April’s housing starts came in at 1.23 million units, a welcome increase from the revised March figure of 1.17 million. The revised Q1 average now sits at 1.2 million units, in line with our forecast. The number of single-family housing starts rose last month as multifamily began to recover from losses at the end of 2018.
The Northeast and Midwest regions posted strong gains on both a monthly and yearly basis for both single and multifamily units. A firm job market, above-average temperatures and declining mortgage rates helped fuel that growth. Near record precipitation in the South caused month-over-month declines in single and multifamily starts. In the West, single-family starts continued to climb as multifamily starts declined. Rising construction costs and strict zoning laws in the hottest markets in that region continue to impact the availability of housing.
Permits for new construction increased modestly in April by 0.6%. That reversed a three-month decline but was still below the year-ago level.
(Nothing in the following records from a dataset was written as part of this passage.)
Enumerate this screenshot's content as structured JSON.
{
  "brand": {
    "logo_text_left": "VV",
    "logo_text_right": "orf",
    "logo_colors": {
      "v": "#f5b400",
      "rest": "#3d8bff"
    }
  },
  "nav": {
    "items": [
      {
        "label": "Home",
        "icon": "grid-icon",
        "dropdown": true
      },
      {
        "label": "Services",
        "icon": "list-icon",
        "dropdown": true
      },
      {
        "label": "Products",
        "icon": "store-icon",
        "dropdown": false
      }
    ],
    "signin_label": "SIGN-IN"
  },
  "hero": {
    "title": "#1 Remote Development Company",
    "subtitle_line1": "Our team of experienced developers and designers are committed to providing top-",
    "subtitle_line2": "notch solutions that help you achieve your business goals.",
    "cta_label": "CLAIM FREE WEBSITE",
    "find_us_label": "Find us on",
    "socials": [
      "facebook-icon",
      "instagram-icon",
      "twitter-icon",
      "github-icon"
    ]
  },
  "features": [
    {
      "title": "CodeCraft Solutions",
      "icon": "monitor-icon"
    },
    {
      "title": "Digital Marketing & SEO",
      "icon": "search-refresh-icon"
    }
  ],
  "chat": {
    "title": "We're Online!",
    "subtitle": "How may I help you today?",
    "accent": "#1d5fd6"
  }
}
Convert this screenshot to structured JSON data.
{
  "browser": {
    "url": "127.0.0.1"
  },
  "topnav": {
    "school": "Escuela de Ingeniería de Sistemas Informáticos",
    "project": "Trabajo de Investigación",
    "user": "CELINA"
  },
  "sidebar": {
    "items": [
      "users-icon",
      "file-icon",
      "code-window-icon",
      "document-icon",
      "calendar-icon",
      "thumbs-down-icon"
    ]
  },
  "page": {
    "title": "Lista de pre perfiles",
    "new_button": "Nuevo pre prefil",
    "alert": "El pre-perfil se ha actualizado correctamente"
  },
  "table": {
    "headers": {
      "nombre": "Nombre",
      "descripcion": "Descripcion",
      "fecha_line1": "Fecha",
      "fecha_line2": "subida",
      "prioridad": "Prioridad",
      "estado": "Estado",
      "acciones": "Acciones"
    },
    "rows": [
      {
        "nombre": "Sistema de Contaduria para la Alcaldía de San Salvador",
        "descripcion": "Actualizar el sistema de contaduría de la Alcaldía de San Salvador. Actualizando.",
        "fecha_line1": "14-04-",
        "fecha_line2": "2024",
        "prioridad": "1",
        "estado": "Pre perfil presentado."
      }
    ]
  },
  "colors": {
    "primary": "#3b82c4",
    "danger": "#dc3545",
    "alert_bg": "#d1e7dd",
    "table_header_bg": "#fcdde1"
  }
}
The losses occurred in single-family units; multifamily starts soared to a 13-month high. Homebuilder sentiment in May inched up as mortgage rates fell. Despite the lower rates, applications for mortgages and refinancing are declining.
Escalating trade uncertainties are creating new headwinds in the housing market. Increased costs for materials, land and labor are partly to blame for supply shortages, which in turn reduce affordability and constrain entry-level and low-income buyers’ participation.
We could finally see a spring thaw in the housing market if conditions encourage builders to change course and build more affordable, entry-level housing.